Americans for Safe Access has published the following Press Release to encourage movement in regards to the CARERS Act. Together, we appreciate your support!
Patient Community Calls on Congress to Move Forward on Medical Cannabis Legislation
Letter from 13 National Organizations Urges Grassley and Pitts to Hold Votes on CARERS Act
(Washington, DC) - Today, Americans for Safe Access (ASA) delivered a letter on behalf of 13 patient-based organizations to Senators Chuck Grassley (R-IA) and Patrick Leahy (D-VT) and Representatives Joe Pitts (R-PA) and Gene Green (D-TX) urging them to give the
Compassionate Access, Research Expansion, and Respect States (CARERS) Act (S.683, H.R. 1583) a vote in the United States Senate Judiciary Committee and House Committee on Energy and Commerce: Subcommittee on Health, respectively. The letter was signed by Americans for Safe Access, Citizens United for Research in Epilepsy (CURE), Danny Did Foundation, Epilepsy Foundation, Finding a Cure for Epilepsy and Seizures (FACES), Hope4Harper, Hope for Hypothalamic Hamartomas, Lennox-Gastaut Syndrome (LGS) Foundation, National Multiple Sclerosis Society, National Women’s Health Network, Realm of Caring, The Michael J. Fox Foundation, and Tuberous Sclerosis Alliance.
Today more than 300 million Americans live in states that are implementing medical cannabis laws in conflict with federal law. The passage of the CARERS Act would allow state medical cannabis programs to continue without federal interference, move cannabis from Schedule I to Schedule II in the Controlled Substances Act, remove the cannabis-derived compound cannabidiol (CBD) entirely from the schedule, create access to banking services for medical cannabis businesses in states where it is legal, eliminate the DEA-mandated “NIDA-monopoly” on cannabis available for research, and allow Veterans Health Administration physicians to write recommendations in states that have established a medical cannabis program.

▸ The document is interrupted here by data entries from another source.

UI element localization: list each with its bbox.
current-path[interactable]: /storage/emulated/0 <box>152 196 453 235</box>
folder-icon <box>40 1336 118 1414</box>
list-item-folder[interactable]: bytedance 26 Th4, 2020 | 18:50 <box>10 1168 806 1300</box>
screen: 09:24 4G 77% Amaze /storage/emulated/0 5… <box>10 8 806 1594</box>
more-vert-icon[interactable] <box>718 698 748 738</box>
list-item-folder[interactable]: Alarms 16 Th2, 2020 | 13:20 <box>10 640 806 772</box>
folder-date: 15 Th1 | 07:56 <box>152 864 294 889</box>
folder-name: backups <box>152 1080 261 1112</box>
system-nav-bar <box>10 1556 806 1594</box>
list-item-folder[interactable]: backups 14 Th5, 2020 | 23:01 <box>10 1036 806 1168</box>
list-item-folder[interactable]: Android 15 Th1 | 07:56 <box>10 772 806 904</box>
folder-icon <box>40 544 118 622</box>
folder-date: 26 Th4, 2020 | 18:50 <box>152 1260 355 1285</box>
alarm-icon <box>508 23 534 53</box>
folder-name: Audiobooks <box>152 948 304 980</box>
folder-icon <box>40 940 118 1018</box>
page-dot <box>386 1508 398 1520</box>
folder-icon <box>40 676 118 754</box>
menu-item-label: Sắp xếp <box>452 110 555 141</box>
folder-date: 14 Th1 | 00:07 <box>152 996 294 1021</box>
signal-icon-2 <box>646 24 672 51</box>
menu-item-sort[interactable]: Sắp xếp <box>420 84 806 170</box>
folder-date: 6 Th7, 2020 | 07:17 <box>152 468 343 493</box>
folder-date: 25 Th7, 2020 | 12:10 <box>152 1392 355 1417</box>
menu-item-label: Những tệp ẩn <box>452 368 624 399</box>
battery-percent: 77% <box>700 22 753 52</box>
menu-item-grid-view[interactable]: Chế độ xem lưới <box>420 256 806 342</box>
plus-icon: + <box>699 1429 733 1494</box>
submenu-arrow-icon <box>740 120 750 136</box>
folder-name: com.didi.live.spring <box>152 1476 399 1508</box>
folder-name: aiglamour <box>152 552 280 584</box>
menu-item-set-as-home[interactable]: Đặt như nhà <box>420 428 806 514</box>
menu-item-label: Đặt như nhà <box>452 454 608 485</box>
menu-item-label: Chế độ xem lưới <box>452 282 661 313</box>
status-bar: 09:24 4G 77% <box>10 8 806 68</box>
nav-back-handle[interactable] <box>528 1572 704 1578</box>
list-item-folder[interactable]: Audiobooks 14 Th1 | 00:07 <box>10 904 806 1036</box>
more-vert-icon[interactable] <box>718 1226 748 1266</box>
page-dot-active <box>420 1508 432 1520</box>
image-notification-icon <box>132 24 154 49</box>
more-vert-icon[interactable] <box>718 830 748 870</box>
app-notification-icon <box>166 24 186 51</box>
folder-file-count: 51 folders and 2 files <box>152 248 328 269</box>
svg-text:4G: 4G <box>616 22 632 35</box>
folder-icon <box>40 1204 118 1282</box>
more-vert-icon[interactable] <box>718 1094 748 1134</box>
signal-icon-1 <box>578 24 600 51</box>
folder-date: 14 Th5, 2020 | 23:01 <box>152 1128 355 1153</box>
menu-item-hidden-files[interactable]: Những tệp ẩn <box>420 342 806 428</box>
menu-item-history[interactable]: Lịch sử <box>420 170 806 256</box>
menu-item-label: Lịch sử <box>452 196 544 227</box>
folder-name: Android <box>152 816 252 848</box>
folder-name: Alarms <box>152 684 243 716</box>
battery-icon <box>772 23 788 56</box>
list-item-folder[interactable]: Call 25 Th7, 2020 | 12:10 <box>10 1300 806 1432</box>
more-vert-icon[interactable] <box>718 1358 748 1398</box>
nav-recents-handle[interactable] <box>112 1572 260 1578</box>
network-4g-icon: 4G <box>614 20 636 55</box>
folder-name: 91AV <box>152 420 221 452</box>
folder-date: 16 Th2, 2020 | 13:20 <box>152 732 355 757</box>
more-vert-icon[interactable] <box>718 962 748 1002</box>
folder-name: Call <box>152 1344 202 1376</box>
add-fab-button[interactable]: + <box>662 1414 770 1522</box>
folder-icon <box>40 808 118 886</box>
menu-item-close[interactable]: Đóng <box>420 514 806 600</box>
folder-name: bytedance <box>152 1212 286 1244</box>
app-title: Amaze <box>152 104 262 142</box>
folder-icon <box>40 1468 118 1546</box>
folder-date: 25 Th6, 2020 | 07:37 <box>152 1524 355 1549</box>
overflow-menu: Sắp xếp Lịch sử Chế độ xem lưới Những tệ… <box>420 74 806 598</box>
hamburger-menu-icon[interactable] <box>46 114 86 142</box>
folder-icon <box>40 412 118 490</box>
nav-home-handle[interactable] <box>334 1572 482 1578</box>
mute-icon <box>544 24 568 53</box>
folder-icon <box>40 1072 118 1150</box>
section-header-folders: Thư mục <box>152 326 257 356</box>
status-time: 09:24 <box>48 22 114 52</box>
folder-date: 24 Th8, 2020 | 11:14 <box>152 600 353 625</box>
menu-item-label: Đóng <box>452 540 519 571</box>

“The Epilepsy Foundation strongly supports the CARERS Act and we thank all the members of Congress who have signed on to this important legislation,” said Phil Gattone, president & CEO of the Epilepsy Foundation. “Lifting federal barriers to cannabis research would allow families and providers considering this treatment option to have the information they need to make educated decisions, while supporting safe, legal access to medical cannabis.”
Support for the CARERS Act has been gaining momentum in both houses. Senate Judiciary Committee members Lindsey Graham (R-SC) and Al Franken (D-MN) recently joined the Senate version as co-sponsors and last week, Congressman David Young (R-IA) joined the House version as a co-sponsor.
“This letter represents the growing number of voices in the patient community joining the call for committee leaders to allow the CARERS Act a committee vote,” stated Beth Collins, Senior Director of Government Relations and External Affairs for ASA. “We urge Senator Grassley and Representative Pitts to listen to the many Americans who support medical cannabis and the more than 2 million people who already benefit from cannabis as a treatment option by giving CARERS an opportunity for a vote.”
The letter comes on the eve of Senator Lindsey Graham’s Senate hearing, Researching the Potential Medical Benefits and Risks in the Judiciary Subcommittee on Crime and Terrorism. Patients and activists are encouraged by Senator Graham’s interest in moving this issue forward, and hope that Senator Grassley and Representative Pitts will allow the CARERS Act a committee vote.
Copy of Letter from Organizations
CARERS Act fact sheet
Iowa Petition Covered by Iowa Media
Online version of the petition
With over 100,000 active members in all 50 states, Americans for Safe Access (ASA) is the largest national member-based organization of patients, medical professionals, scientists and concerned citizens promoting safe and legal access to cannabis for therapeutic use and research. ASA works to overcome political and legal barriers by creating policies that improve access to medical cannabis for patients and researchers through legislation, education, litigation, grassroots actions, advocacy and services for patients and caregivers.